Sunday, July 09, 2017

Incoming Books: July 5 and 8

I've been on vacation this past week, which means I've been doing things with family members. (Pesky family members, wanting to spend time with you and not just let you read and play video games all the time.)

I was able to turn two of those things into at least partial book-shopping expeditions: a trip into NYC with my older son to see whatever we could get cheap at TKTS [1] that sidetracked to a comics store, and The Wife's trip to a casino (The Sands Bethlehem), to which I accompanied her so she could do a little gambling (she won $6!) and I could investigate a couple of used book stores nearby (The Old Library Shop in Bethlehem and Now and Then Books in Emmaus).

These are the books I found there, already arranged basically in the order that they will go onto my shelves as soon as I stop typing here:

The Nudist on the Late Shift by Po Bronson -- Bronson's first novel, Bombardiers, is one of the great novels of the last 20 years, and a strong contender to be the Catch-22 of Gen X. For whatever reason, Bronson moved sideways from novels (after only one more) into reportage, with what always looked like squishy New Age-y affirmation-based pablum. This was the transition book, which I never read: the reported book about the first Silicon Valley tech boom that came before he dove into things like What Should I Do With My Life? So I decided to finally check it out.

The Amazing Adventures of Kavalier and Clay by Michael Chabon -- I had a copy of this for years, but it was a big, bulky hardcover, and I don't often get to big books that I missed when they were published. But I've liked several Chabon things, and this book intersects several of my fandoms (comics, SF, good writing), so I probably should read it someday.

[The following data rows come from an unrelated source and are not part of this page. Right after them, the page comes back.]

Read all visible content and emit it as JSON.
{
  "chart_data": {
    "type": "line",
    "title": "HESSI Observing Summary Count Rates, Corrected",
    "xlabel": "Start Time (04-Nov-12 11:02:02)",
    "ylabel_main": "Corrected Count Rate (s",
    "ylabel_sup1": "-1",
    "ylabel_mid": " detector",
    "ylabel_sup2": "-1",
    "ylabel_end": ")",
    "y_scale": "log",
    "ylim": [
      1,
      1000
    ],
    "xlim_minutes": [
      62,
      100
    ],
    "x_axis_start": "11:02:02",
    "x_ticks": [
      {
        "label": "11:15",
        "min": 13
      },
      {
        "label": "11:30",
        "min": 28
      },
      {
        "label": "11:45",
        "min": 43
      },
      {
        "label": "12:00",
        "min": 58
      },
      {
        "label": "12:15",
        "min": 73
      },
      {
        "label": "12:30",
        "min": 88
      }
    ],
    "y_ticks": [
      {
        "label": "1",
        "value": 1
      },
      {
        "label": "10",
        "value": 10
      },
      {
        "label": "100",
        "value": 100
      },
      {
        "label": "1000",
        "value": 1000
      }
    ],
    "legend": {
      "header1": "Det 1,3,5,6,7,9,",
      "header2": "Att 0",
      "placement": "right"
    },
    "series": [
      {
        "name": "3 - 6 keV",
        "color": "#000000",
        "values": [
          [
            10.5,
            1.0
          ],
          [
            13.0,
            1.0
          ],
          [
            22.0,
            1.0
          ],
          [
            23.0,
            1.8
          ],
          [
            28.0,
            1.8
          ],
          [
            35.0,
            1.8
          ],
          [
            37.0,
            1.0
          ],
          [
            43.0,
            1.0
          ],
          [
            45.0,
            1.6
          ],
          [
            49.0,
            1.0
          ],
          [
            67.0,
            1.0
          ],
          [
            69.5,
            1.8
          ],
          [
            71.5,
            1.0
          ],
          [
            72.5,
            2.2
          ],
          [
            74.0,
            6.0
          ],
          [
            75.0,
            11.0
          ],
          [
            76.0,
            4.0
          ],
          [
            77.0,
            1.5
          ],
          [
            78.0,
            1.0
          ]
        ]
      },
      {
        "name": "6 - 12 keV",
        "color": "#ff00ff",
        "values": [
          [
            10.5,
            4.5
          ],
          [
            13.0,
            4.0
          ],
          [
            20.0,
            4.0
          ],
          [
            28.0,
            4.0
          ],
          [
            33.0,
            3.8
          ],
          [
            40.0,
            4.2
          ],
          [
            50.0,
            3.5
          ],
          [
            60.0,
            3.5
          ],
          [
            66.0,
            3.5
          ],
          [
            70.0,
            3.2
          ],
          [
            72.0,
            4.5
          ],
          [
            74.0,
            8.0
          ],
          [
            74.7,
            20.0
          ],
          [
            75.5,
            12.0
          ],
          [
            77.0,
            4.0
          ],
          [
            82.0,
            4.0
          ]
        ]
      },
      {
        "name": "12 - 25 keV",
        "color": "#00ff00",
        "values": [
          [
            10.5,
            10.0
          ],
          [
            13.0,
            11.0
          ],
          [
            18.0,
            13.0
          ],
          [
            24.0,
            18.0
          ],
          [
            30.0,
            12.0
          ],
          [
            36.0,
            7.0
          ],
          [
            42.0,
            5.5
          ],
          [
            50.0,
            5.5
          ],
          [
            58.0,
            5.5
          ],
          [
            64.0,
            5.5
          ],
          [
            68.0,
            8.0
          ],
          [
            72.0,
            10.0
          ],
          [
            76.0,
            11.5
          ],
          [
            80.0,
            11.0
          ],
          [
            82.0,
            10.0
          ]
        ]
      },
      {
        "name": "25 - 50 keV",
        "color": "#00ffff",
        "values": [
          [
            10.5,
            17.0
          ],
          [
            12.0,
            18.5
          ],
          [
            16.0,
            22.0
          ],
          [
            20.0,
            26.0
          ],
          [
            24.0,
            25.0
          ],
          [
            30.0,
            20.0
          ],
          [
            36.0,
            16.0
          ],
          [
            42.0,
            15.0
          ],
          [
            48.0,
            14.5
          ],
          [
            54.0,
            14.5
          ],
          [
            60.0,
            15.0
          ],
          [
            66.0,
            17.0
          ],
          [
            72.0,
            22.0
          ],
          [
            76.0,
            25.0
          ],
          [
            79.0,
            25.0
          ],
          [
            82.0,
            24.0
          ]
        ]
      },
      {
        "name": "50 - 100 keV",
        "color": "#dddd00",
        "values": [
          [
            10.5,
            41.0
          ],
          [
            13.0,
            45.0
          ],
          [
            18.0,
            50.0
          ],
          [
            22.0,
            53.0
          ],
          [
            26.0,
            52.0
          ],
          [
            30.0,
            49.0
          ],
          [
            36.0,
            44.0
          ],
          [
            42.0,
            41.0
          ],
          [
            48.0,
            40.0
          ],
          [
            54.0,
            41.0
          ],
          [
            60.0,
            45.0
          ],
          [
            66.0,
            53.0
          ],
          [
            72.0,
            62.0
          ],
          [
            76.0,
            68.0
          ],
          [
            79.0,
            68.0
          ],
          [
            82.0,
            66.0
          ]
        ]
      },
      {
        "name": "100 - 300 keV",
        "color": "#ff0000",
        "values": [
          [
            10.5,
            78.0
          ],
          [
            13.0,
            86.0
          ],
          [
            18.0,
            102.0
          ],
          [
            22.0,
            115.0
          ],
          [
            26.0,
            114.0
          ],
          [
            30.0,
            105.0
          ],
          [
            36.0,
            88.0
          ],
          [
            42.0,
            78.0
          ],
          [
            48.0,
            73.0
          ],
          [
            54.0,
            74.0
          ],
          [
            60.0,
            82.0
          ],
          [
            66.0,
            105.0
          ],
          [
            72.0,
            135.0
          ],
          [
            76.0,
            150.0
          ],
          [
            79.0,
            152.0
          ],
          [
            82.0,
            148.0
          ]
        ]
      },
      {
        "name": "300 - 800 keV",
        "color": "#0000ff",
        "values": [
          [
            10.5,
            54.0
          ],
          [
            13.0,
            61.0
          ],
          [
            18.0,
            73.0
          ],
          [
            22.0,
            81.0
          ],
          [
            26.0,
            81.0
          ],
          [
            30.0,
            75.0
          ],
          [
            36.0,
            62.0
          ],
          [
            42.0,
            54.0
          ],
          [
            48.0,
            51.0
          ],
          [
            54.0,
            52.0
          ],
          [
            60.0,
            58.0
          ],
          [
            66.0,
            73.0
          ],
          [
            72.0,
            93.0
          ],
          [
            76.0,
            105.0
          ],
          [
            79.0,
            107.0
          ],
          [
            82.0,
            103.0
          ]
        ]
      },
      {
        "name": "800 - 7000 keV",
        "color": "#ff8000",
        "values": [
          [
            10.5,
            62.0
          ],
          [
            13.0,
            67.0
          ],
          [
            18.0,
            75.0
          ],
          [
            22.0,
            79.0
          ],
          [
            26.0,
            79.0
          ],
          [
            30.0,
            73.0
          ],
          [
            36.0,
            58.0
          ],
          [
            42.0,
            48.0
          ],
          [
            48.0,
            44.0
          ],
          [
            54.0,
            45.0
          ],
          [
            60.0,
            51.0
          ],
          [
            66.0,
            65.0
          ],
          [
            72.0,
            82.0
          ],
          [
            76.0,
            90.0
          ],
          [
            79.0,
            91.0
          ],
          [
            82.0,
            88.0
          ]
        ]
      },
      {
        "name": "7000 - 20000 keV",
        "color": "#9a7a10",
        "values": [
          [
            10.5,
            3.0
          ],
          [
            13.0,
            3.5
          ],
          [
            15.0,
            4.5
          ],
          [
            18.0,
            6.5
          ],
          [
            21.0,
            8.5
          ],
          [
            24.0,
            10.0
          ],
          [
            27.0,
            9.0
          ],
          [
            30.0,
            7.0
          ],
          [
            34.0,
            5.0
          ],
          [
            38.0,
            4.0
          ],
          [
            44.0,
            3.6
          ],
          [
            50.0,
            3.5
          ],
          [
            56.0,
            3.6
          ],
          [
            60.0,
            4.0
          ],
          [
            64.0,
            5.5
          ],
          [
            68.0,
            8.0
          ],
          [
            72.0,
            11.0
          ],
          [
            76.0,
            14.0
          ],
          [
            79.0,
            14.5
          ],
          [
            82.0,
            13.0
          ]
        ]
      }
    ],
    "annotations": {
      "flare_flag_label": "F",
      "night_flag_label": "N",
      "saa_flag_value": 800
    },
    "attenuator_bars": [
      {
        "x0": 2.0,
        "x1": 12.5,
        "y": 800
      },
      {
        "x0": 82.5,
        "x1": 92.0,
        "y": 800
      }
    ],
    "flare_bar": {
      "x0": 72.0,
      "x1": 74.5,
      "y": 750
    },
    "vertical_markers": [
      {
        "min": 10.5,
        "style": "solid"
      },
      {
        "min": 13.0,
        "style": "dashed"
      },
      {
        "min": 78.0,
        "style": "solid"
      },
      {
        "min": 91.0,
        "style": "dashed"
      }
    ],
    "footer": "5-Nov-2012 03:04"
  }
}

Hershey by Michael D'Antonio -- a biography of Milton Snavely [2] Hershey, the man behind the chocolate, the amusement park, and the school for orphans. The family makes a pilgrimage to Hersheypark every summer, and I just might read this book for that trip this year.

The Road to Wigan Pier by George Orwell -- I don't think I've read this. And I keep wanting to read more Orwell nonfiction.

Enter Jeeves by P.G. Wodehouse -- a cluster of early Jeeves-and-Wooster stories that aren't (I think) in any of the other collections, possibly because they were mined for later novels, along with the complete "Reggie Pepper" stories. Mr. Pepper is, of course, a proto-Bertie.

The Luck of the Bodkins by P.G. Wodehouse -- another one of those lovely little small Overlook hardcovers, of which I am intending to collect the lot.

Bad Machinery Vol. 7: The Case of the Forked Road by John Allison -- Latest in the ultra-excellent webcomics series, collected into a book form for handy reading offline. Every house requires a full set.

Books, Books, Books edited by S. Gross and Jim Charlton -- a bunch of single-panel cartoons about books and reading, which I don't think I've seen or heard of previously.

Betty Boop by Roger Langridge and Gisele Lagace -- the creator of Fred the Clown (and creator of a whole bunch of great Muppets comics, among other interesting and nearly-random things) teams up with the creator of Menage a 3 to tell a story about a '20s cartoon character. Why not?

Hellboy: Into the Sunless Sea by Mike Mignola and Gary Gianni -- I think this is a flashback story, set when Hellboy was actually alive and on Earth, but I could be wrong.

National Lampoon's Truly Sick, Tasteless, and Twisted Cartoons -- I don't know if I had a copy of this edition, but I know I've had various collections of NatLamp cartoons, so I'm expecting a bunch of this will be familiar. But NatLamp did have a lot of great cartooning (as well as a lot of gross-outs for gross-outs sake), so it'll be fun to poke through that again.

Demon, Vol. 2 by Jason Shiga -- I kept waiting for this to end as a webcomic, so I could read it all the way through. But now I think I'm waiting for all four volumes of the book collections to be published, so I can read them straight through. This may mean I am essentially a Luddite; if so, I'm OK with that.

Saga, Vol. 7 by Brian K. Vaughan and Fiona Staples -- I haven't loved the last couple of volumes as much as the beginning, but I still want to see what's going on. That's a good sign, right?

Skeleton Key: The Celestial Calendar and Skeleton Key: Roots by Andi Watson -- volumes 2 and 5 of this early series by a creator I like a lot. Once I find all of the volumes (they're from the late '90s, from a small comics company), I expect to read them all through.

And last is Glister, also by Andi Watson -- a big fat collection of stories that I think I only saw the three of, the first time around. New stuff from a favorite creator is an excellent thing.

[1] The Play That Goes Wrong, which is screamingly funny and only very slightly marred by a little structural sexism issue near the very end. Considering it was the first play written by three of the cast members when they were drama students, it's amazingly good. And, again, almost continuously laugh-out-loud funny starting about 15 minutes before the curtain time.

[2] We have a not-entirely-formed family legend that Hershey actually had an evil twin -- that would be Snavely -- who eternally tries to tear down the works of the noble Milton.